Real estate, income and sales taxes are often the first local taxes that come to mind. However, most local governments have broad authority to tax a variety of goods and services which directly impact restaurateurs and their providers. Once the economy is up and running, many of those items may be tempting to lawmakers.
Impact to Philadelphia Restaurant Scene
Philadelphia is a case in point. Pre-COVID-19, Philadelphia has had an extraordinarily vibrant restaurant scene. And while Philadelphia became the first big U.S. city to pass a Beverage Tax in 2016, local operators have overcome the challenges of other taxes that have in many cases had greater impact. For example, the Liquor-by-the-Drink Tax is applied to the sale price of alcoholic beverages purchased at restaurants, bars, clubs and hotels was first imposed back in 1994 to help fund Philadelphia schools. The current tax rate is 10 percent and it currently generates more than $60 million per year. The Beverage Tax has been in effect for three and a half years, withstanding legal challenges, continued opposition by the beverage industry. In its first two and a half years the tax raised nearly $200 million to fund universal Pre-K, community schools and to rebuild recreation facilities.

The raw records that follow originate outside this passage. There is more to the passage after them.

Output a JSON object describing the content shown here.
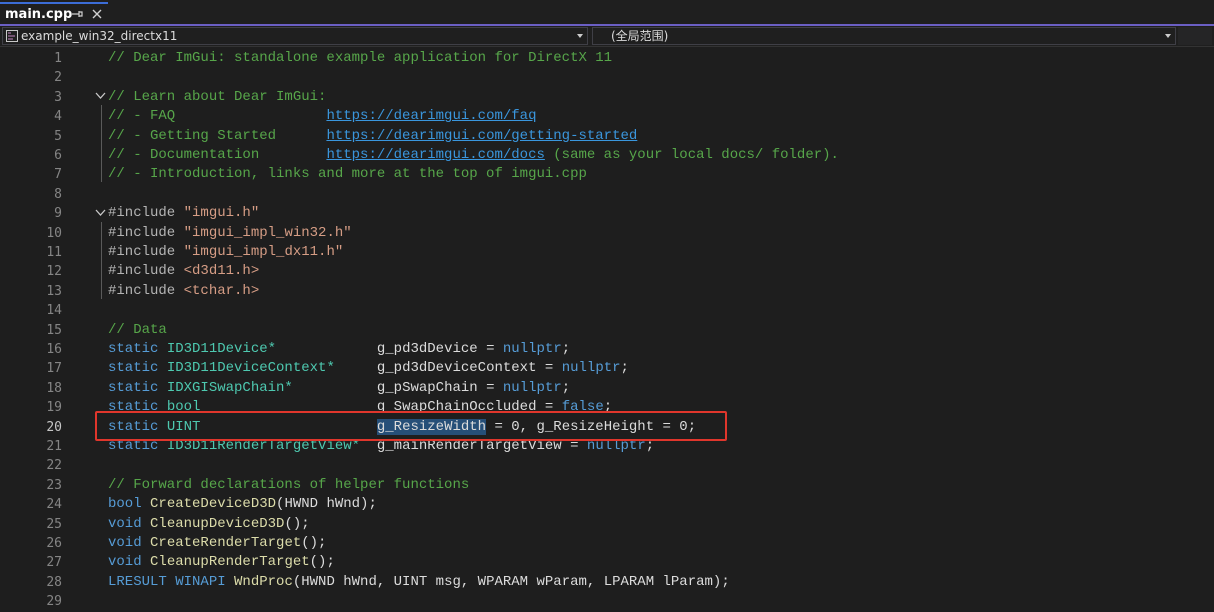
{
  "tab": {
    "title": "main.cpp",
    "pin_icon": "pin-icon",
    "close_icon": "close-icon"
  },
  "navbar": {
    "project": "example_win32_directx11",
    "scope": "(全局范围)"
  },
  "colors": {
    "background": "#1e1e1e",
    "comment": "#57a64a",
    "keyword": "#569cd6",
    "type": "#4ec9b0",
    "string": "#d69d85",
    "link": "#3a96dd",
    "selection": "#264f78",
    "highlight_box": "#e0362c",
    "tab_accent": "#6b5fc4"
  },
  "editor": {
    "active_line": 20,
    "selected_text": "g_ResizeWidth",
    "lines": [
      {
        "n": "1",
        "t": "// Dear ImGui: standalone example application for DirectX 11"
      },
      {
        "n": "2",
        "t": ""
      },
      {
        "n": "3",
        "t": "// Learn about Dear ImGui:"
      },
      {
        "n": "4",
        "a": "// - FAQ                  ",
        "u": "https://dearimgui.com/faq",
        "b": ""
      },
      {
        "n": "5",
        "a": "// - Getting Started      ",
        "u": "https://dearimgui.com/getting-started",
        "b": ""
      },
      {
        "n": "6",
        "a": "// - Documentation        ",
        "u": "https://dearimgui.com/docs",
        "b": " (same as your local docs/ folder)."
      },
      {
        "n": "7",
        "t": "// - Introduction, links and more at the top of imgui.cpp"
      },
      {
        "n": "8",
        "t": ""
      },
      {
        "n": "9",
        "k": "#include ",
        "s": "\"imgui.h\""
      },
      {
        "n": "10",
        "k": "#include ",
        "s": "\"imgui_impl_win32.h\""
      },
      {
        "n": "11",
        "k": "#include ",
        "s": "\"imgui_impl_dx11.h\""
      },
      {
        "n": "12",
        "k": "#include ",
        "s": "<d3d11.h>"
      },
      {
        "n": "13",
        "k": "#include ",
        "s": "<tchar.h>"
      },
      {
        "n": "14",
        "t": ""
      },
      {
        "n": "15",
        "t": "// Data"
      },
      {
        "n": "16",
        "kw": "static ",
        "ty": "ID3D11Device*",
        "pad": "            ",
        "v": "g_pd3dDevice",
        "eq": " = ",
        "val": "nullptr",
        "end": ";"
      },
      {
        "n": "17",
        "kw": "static ",
        "ty": "ID3D11DeviceContext*",
        "pad": "     ",
        "v": "g_pd3dDeviceContext",
        "eq": " = ",
        "val": "nullptr",
        "end": ";"
      },
      {
        "n": "18",
        "kw": "static ",
        "ty": "IDXGISwapChain*",
        "pad": "          ",
        "v": "g_pSwapChain",
        "eq": " = ",
        "val": "nullptr",
        "end": ";"
      },
      {
        "n": "19",
        "kw": "static ",
        "ty": "bool",
        "pad": "                     ",
        "v": "g_SwapChainOccluded",
        "eq": " = ",
        "val": "false",
        "end": ";"
      },
      {
        "n": "20",
        "kw": "static ",
        "ty": "UINT",
        "pad": "                     ",
        "v": "g_ResizeWidth",
        "rest": " = 0, g_ResizeHeight = 0;"
      },
      {
        "n": "21",
        "kw": "static ",
        "ty": "ID3D11RenderTargetView*",
        "pad": "  ",
        "v": "g_mainRenderTargetView",
        "eq": " = ",
        "val": "nullptr",
        "end": ";"
      },
      {
        "n": "22",
        "t": ""
      },
      {
        "n": "23",
        "t": "// Forward declarations of helper functions"
      },
      {
        "n": "24",
        "rt": "bool ",
        "fn": "CreateDeviceD3D",
        "args": "(HWND hWnd);"
      },
      {
        "n": "25",
        "rt": "void ",
        "fn": "CleanupDeviceD3D",
        "args": "();"
      },
      {
        "n": "26",
        "rt": "void ",
        "fn": "CreateRenderTarget",
        "args": "();"
      },
      {
        "n": "27",
        "rt": "void ",
        "fn": "CleanupRenderTarget",
        "args": "();"
      },
      {
        "n": "28",
        "rt": "LRESULT WINAPI ",
        "fn": "WndProc",
        "args": "(HWND hWnd, UINT msg, WPARAM wParam, LPARAM lParam);"
      },
      {
        "n": "29",
        "t": ""
      }
    ]
  }
}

The beverage industry and others affected by the soda tax aggressively lobbied City Council, litigated once the tax was passed and spent millions of dollars in advertising opposing the tax. Once the Pennsylvania Supreme Court ruled in favor of the City, the industry moved to a strategy of trying to overturn the tax. While those efforts have proved futile in Philadelphia, the opponents of the tax have had more success in other parts of the country such as California and in Chicago.

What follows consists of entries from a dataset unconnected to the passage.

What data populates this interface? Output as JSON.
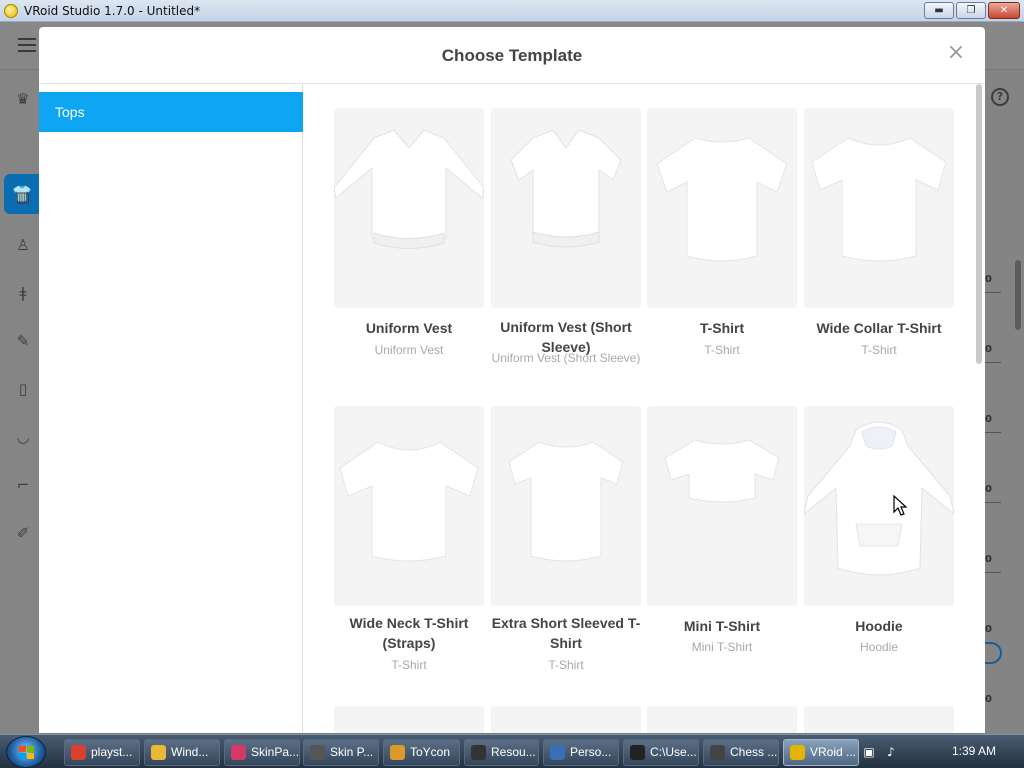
{
  "window": {
    "title": "VRoid Studio 1.7.0 - Untitled*",
    "minimize_glyph": "▬",
    "maximize_glyph": "❐",
    "close_glyph": "✕"
  },
  "app": {
    "rail_icons": [
      "shirt-icon",
      "hair-icon",
      "pants-icon",
      "dress-icon",
      "tie-icon",
      "brush-icon",
      "jacket-icon",
      "underwear-icon",
      "sock-icon",
      "shoe-icon"
    ],
    "help_glyph": "?",
    "right_ticks": [
      "0",
      "0",
      "0",
      "0",
      "0",
      "0",
      "0"
    ]
  },
  "modal": {
    "title": "Choose Template",
    "close_glyph": "×",
    "categories": [
      {
        "label": "Tops",
        "selected": true
      }
    ],
    "templates": [
      {
        "name": "Uniform Vest",
        "subtitle": "Uniform Vest"
      },
      {
        "name": "Uniform Vest (Short Sleeve)",
        "subtitle": "Uniform Vest (Short Sleeve)"
      },
      {
        "name": "T-Shirt",
        "subtitle": "T-Shirt"
      },
      {
        "name": "Wide Collar T-Shirt",
        "subtitle": "T-Shirt"
      },
      {
        "name": "Wide Neck T-Shirt (Straps)",
        "subtitle": "T-Shirt"
      },
      {
        "name": "Extra Short Sleeved T-Shirt",
        "subtitle": "T-Shirt"
      },
      {
        "name": "Mini T-Shirt",
        "subtitle": "Mini T-Shirt"
      },
      {
        "name": "Hoodie",
        "subtitle": "Hoodie"
      }
    ]
  },
  "taskbar": {
    "items": [
      {
        "label": "playst...",
        "icon": "chrome-icon",
        "color": "#d9412e"
      },
      {
        "label": "Wind...",
        "icon": "folder-icon",
        "color": "#e7b935"
      },
      {
        "label": "SkinPa...",
        "icon": "skinpack-icon",
        "color": "#d23a6a"
      },
      {
        "label": "Skin P...",
        "icon": "app-icon",
        "color": "#555555"
      },
      {
        "label": "ToYcon",
        "icon": "toycon-icon",
        "color": "#d99a2b"
      },
      {
        "label": "Resou...",
        "icon": "resource-icon",
        "color": "#333333"
      },
      {
        "label": "Perso...",
        "icon": "personalize-icon",
        "color": "#3a6fb5"
      },
      {
        "label": "C:\\Use...",
        "icon": "7zip-icon",
        "color": "#222222"
      },
      {
        "label": "Chess ...",
        "icon": "chess-icon",
        "color": "#444444"
      },
      {
        "label": "VRoid ...",
        "icon": "vroid-icon",
        "color": "#e2b400",
        "active": true
      }
    ],
    "clock": "1:39 AM"
  }
}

Post-COVID-19 Lessons tor the Restaurant Industry
What are the post-COVID-19 lessons for restaurants, their suppliers and vendors? First, there is a vast pool of potential new taxes. Some can be more directed at restaurants and others would be more glancing blows. One immediate one comes to mind. Due to the social distancing requirements, many cities have allowed outdoor dining on sidewalks and other public spaces. Once the restaurant industry is healthy again, many will want to maintain the outdoor option. There is little doubt that revenue officials in some cities will seek to tax or charge license fees for that outdoor space. Similarly, political leaders will look around the country and borrow tax ideas such as Philly’s Liquor-by-the-Drink Tax or Beverage Tax.

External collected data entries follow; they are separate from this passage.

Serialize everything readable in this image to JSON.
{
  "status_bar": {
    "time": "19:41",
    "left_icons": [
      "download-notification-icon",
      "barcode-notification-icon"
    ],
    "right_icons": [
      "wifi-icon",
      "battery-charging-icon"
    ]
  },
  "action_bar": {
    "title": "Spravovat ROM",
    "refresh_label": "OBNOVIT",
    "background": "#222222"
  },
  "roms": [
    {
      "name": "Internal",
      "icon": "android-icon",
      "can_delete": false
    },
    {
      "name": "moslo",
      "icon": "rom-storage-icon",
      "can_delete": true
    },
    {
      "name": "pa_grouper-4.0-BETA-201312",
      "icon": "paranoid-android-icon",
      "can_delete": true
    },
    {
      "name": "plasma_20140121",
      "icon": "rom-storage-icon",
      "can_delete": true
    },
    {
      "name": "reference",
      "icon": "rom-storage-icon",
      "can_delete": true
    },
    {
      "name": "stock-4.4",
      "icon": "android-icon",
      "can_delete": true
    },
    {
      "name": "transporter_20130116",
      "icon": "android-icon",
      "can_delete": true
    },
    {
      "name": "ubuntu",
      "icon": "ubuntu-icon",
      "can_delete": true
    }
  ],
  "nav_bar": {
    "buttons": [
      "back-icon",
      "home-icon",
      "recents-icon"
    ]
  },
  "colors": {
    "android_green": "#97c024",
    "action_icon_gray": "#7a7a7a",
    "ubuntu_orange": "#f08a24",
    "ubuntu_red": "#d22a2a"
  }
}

Strategies to Minimize the Impact
If that occurs, what strategies can be used to minimize the impact?
The beverage industry’s mixed success suggests that an all-out attack on the tax and its proponents is not the best strategy. Particularly in local communities, it is important to acknowledge the purpose for which the tax is being promoted and find ways to address the stated need and use of the revenue. Early discussions with city leaders, whether mayors, city council or others can impact the directions before engaging in costly public food fight. Those discussion can inform the policy makers and can be important sources of information to impact any final decisions or ordinances. While it may feel good to vent about perceived or actual unfairness of any tax, such an approach may result in an uncomfortable day after.